Saturday, January 2, 2016


It's obvious the moment Franc Roddam's Quadrophenia starts that it's going to be one hell of a ride. Not on the same level as Tommy four years prior but certainly on the same magnitude as Ken Russell's film. Yes, both films are based on albums by the Who but both have completely different (and unique) stories to tell.

Tommy was about the titular deaf, dumb, blind kid that can play a mean pinball. So what's Quadrophenia about? A more simple plot this time around: set during the height of the Swinging 60s, it chronicles a young mod's everyday life as he pops pills, rides his scooter around, and tries to make sense of everything.

Bear in mind this was the era the Who became one of the biggest names in the music industry so it makes sense they would make an album to honor that era in the United Kingdom. But how well does Roddam capture that wonderful and wild time that the band knew best?
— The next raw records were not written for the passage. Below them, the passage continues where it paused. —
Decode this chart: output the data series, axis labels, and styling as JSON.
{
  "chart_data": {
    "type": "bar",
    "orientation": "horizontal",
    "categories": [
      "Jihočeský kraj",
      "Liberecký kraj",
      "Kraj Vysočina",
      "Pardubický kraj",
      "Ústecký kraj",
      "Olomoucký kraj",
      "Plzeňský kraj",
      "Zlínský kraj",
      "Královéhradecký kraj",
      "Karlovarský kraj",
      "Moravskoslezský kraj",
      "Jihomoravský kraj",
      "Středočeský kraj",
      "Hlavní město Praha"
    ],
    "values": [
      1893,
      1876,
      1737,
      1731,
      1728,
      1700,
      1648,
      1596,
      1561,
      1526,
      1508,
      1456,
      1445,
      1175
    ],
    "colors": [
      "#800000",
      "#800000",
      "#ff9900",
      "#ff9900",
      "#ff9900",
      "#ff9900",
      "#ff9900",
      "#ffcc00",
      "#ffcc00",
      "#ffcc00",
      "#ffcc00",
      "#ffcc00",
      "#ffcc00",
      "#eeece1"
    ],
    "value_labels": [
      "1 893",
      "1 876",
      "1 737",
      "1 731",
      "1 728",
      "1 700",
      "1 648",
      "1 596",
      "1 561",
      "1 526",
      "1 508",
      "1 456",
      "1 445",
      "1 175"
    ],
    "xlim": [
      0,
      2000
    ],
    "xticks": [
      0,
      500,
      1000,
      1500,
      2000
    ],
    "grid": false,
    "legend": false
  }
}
Even though that era had long since ended (this was made during the late 70s after all), it's one that's revitalized.

It's not often that an entire era is brought back to life effortlessly. But Roddam depicts the mod subculture without a hitch as the era of Thatcher looms. It makes one wish that they could not only re-live that time in history (which did happen as a result of the film) but also live in the film itself.

Quadrophenia is practically the cinematic (and rock and roll) equivalent of The Catcher in the Rye. It captures the cynical nature of youth, the kind only a few fully get. And to think this film almost got cancelled because of the sudden (but not entirely unexpected) death of Keith Moon, the Who's drummer. (But as the saying goes, the show must go on.)

My Rating: *****

I Will Follow

Within the last year or so, Ava DuVernay has gotten her moment in the spotlight. Mainly because of the acclaim Selma received (and the lack of an Oscar nomination on her part) but also from her advocating other female directors. And she herself has been on the circuit for only a few years now.
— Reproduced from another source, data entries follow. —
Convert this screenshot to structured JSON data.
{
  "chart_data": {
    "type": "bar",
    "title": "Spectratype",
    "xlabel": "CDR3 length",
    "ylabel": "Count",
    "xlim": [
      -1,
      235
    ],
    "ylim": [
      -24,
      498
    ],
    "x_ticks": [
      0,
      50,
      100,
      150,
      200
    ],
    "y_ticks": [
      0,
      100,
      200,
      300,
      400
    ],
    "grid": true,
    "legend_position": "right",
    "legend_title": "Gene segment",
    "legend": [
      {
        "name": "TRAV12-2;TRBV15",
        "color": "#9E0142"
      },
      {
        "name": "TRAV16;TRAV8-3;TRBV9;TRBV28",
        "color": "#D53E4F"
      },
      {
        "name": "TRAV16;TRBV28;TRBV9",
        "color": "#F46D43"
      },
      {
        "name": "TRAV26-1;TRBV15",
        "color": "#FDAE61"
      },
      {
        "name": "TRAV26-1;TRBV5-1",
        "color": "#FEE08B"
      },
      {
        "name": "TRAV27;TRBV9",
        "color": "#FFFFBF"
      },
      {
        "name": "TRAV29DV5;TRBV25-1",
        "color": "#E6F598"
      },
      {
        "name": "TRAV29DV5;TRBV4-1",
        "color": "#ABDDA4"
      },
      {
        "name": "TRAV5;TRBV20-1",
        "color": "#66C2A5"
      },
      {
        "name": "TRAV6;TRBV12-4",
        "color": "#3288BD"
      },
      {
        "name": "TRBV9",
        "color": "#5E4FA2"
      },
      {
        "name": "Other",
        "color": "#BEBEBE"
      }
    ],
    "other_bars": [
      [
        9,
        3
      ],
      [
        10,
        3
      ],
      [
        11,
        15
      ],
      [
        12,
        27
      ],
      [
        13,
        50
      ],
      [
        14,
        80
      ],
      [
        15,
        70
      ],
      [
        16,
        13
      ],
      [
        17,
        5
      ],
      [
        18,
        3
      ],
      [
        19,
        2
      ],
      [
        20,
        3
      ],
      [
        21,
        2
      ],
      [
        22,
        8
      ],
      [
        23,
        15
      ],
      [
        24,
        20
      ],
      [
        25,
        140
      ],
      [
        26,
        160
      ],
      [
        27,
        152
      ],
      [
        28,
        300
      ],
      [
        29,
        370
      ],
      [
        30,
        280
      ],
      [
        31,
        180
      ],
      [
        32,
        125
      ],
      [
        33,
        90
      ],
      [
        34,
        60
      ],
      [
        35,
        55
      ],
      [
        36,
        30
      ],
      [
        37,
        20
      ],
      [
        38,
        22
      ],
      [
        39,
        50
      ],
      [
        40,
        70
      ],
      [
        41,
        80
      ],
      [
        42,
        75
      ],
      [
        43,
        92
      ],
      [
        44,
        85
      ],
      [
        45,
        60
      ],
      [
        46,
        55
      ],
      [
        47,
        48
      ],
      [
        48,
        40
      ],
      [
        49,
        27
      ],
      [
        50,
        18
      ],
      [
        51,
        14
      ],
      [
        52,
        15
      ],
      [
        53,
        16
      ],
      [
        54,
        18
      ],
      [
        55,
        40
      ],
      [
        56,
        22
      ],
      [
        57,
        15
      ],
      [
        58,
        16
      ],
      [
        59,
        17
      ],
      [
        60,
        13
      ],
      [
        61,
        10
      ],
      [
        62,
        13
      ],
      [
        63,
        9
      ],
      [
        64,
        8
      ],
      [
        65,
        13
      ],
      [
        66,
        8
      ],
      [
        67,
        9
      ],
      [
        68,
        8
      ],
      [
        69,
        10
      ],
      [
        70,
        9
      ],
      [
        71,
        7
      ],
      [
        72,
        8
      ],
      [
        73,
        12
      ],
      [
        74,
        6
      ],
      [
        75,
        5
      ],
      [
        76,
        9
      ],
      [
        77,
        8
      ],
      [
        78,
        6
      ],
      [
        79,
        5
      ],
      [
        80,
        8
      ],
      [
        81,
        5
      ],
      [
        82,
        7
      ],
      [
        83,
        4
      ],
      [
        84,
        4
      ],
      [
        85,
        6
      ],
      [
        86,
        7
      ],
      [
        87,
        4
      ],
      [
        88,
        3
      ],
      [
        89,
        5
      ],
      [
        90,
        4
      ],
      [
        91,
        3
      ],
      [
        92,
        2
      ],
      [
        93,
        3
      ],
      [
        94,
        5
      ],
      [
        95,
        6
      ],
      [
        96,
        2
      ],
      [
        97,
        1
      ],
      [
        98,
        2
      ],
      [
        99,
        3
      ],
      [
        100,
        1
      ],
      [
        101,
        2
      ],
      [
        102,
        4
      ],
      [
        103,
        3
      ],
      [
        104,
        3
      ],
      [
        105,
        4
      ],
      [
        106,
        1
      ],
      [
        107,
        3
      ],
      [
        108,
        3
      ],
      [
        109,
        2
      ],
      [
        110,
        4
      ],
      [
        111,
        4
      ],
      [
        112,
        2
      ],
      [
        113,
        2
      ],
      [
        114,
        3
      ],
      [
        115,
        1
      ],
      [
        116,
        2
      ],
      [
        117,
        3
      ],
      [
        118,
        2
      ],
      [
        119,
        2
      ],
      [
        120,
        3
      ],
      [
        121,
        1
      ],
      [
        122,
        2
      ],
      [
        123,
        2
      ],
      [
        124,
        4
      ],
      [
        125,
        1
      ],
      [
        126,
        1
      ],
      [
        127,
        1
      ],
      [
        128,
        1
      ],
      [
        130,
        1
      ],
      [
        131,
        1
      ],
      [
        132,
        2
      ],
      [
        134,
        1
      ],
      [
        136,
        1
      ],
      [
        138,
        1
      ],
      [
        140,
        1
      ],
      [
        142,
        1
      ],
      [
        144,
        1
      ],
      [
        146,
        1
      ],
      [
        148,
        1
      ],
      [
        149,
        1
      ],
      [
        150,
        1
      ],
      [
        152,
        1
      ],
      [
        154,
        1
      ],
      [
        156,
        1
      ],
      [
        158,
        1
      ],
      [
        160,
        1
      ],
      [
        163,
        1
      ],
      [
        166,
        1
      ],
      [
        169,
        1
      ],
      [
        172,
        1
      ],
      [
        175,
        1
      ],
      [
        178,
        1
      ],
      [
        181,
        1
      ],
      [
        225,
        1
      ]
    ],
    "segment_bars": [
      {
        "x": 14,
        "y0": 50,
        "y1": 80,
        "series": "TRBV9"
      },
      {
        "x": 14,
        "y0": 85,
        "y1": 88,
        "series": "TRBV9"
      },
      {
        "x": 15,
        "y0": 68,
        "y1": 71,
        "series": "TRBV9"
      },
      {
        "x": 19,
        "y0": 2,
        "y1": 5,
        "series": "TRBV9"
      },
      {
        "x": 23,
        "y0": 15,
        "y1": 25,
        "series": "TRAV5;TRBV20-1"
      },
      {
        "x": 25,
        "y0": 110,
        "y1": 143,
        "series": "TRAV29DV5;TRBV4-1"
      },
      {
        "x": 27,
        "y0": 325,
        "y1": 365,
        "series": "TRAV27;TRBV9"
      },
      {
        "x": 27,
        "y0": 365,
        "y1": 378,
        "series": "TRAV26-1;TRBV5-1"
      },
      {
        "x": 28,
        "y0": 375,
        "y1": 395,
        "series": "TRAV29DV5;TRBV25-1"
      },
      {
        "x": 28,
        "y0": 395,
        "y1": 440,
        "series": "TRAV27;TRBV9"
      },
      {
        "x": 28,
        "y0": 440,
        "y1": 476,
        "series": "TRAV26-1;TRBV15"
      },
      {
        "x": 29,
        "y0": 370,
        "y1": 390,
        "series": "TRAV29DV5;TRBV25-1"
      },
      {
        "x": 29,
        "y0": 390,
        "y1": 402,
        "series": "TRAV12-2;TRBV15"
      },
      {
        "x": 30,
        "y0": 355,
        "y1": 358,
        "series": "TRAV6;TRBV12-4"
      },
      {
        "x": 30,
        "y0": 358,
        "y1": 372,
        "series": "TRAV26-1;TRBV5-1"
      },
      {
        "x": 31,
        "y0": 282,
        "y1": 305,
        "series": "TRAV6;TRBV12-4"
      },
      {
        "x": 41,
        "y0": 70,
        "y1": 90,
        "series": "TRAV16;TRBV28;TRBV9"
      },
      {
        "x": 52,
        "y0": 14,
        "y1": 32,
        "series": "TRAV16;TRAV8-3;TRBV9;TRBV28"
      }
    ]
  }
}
Her second film I Will Follow hints what would be coming from the director. Revolving around a woman coping with the death of her aunt, DuVernay depicts living with grief and trying to piece together a possible future.

Like Selma years later, I Will Follow shows a variety of characters with varying personalities. DuVernay shows that people are of different tempers and patience, how no two people are alike on an emotional level. (Honestly, fiction tends to get that wrong frequently.)

I Will Follow also tackles the delicate subject of grieving, a subject fiction frequently indulges in. Everyone grieves differently when it comes to the loss of someone close. Some wear the emotions on their sleeve while others keep themselves composed. It's something we'll all endure at least once in our lives.

I Will Follow is good but in comparison with Selma, it's missing that extra je ne sais quoi. Had it been perhaps just a touch longer, maybe it might be held in higher regard. But instead it's just a fairly decent film. (That said, it does show DuVernay's future potential.)